The appointment of an administrator

[17] I am satisfied from submissions that the body corporate has not done some things in accordance with the legislation. The question is whether it is demonstrated it is necessary in the circumstances that I appoint an administrator.
[18] In Surace v Commisso [2009] CCT KA002-09, the Commercial and Consumer Tribunal (the previous appellate jurisdiction for an order made by an adjudicator) stated (paragraph [44]) the appointment “of an administrator...is a significant step since it takes responsibility for the conduct of the affairs of the body corporate out of the hands of the committee and vests it in the administrator. An applicant must therefore demonstrate to the required standard that such a step is appropriate. Typically, without attempting to be exhaustive, there will be evidence that the body corporate is so dysfunctional that it cannot operate properly within the statutory framework that governs it, or that there is a well founded suspicion, on the part of an applicant for appointment of an administrator of financial malpractice within the body corporate, or that there is conduct that amounts to undue oppression in the conduct of its affairs.”

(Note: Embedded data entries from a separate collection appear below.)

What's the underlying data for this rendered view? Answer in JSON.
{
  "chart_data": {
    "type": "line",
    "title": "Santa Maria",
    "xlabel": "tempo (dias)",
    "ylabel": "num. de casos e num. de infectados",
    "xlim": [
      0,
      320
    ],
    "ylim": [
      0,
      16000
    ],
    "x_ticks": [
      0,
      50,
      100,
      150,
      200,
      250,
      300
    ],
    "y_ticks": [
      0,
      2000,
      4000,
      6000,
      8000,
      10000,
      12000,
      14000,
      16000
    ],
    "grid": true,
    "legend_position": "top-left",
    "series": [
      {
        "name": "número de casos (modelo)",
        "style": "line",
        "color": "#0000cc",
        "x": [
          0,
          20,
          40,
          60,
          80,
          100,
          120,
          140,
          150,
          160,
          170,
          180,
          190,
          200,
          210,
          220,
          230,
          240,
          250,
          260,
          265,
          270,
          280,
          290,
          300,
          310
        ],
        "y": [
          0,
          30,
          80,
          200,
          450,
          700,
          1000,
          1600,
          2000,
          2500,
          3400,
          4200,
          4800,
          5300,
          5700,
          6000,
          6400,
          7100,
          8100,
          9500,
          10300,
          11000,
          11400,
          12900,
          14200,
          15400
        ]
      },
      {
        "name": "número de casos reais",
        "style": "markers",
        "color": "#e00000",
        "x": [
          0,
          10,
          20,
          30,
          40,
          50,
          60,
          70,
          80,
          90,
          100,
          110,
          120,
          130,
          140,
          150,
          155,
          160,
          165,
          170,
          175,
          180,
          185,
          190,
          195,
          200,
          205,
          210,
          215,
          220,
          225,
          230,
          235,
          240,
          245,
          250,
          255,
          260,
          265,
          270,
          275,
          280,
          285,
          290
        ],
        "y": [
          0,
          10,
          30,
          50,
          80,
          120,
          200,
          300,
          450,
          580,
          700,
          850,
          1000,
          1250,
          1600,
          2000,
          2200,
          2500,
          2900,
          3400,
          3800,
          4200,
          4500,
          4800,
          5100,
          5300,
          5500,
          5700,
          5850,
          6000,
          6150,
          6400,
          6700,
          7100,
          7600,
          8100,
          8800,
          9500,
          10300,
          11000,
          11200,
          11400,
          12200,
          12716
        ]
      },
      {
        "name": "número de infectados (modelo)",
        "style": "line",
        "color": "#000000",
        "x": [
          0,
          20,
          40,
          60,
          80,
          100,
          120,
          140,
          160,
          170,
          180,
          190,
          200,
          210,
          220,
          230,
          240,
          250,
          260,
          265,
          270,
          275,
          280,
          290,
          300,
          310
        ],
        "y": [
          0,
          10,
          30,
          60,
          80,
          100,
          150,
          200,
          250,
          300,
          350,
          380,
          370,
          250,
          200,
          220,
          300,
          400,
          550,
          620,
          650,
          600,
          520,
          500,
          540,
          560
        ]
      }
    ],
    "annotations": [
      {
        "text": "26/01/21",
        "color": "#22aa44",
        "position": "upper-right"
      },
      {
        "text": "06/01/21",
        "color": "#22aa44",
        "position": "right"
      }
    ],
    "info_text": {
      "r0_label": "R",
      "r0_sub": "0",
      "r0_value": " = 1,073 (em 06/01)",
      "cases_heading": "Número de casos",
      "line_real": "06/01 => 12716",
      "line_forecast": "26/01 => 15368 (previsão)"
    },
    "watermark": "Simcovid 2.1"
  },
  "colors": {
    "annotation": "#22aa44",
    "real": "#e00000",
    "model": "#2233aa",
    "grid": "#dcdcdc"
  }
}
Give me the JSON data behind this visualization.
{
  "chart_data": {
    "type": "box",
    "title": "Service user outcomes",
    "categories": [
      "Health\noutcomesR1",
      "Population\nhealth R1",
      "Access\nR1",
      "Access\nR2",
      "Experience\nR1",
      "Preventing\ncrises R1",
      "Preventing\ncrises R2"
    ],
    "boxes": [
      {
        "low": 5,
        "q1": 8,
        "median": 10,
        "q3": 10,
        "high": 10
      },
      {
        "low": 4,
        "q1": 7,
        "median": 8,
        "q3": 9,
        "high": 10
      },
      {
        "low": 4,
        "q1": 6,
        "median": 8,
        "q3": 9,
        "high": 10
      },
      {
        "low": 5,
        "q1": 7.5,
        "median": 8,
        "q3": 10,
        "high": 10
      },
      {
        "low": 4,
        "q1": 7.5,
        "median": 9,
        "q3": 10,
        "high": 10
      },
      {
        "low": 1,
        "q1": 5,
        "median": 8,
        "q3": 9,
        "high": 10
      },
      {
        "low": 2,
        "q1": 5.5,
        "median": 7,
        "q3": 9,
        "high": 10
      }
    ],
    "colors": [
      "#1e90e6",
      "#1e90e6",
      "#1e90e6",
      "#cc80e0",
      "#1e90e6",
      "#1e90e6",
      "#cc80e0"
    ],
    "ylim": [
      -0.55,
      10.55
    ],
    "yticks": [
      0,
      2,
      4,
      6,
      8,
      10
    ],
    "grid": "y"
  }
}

[19] Applying Surace, I am satisfied from the material the appointment of an administrator is necessary.
[20] The applicants refer to the owners of Lots 1, 2, 4 and 7 as the body corporate manager. Yet there is no evidence these owners, either individually or together, have been or continue to be, properly engaged by the body corporate as body corporate manager. There is no evidence the body corporate has held annual general meetings, or that these meetings have been held, in accordance with the legislation. Neither is there any material demonstrating that a committee has been elected or that a body corporate manager has been properly engaged in its place. The applicants have also raised a number of significant considerations in relation to the financial management of the body corporate.
[21] I am satisfied from submissions that a person needs to be appointed as an administrator. I am not satisfied from submissions that this person could be an owner or a person who may be a body corporate manager. Even if one or both owners of Lots 1, 2, 4 and 7 are engaged as the body corporate manager, this arrangement does not prevent a person being appointed as administrator.
[22] The applicants have submitted that Challenge Strata Management be appointed as administrator. Anna Ribic has not questioned this nomination. No other owners made submissions. In this circumstance, I consider it is appropriate to appoint Challenge Strata Management.
[23] The applicants have asked for a period of appointment determined by me. In my view, it is appropriate a period be given to enable the administrator to call, hold and chair an annual general meeting of the body corporate. The primary purpose of this meeting is to deal with those matters, such as statutory motions and the choosing of a committee, which must be included on the agenda of an annual general meeting. However, the meeting may consider any other motion properly submitted.
[24] I consider it is appropriate to also make provision for remunerating the administrator. The order may fix the administrator’s remuneration which is to be paid out the body corporate funds (s 301(4)(c) and (5), Act).
[25] It will be a matter for the body corporate to decide arrangements with respect to its ongoing management.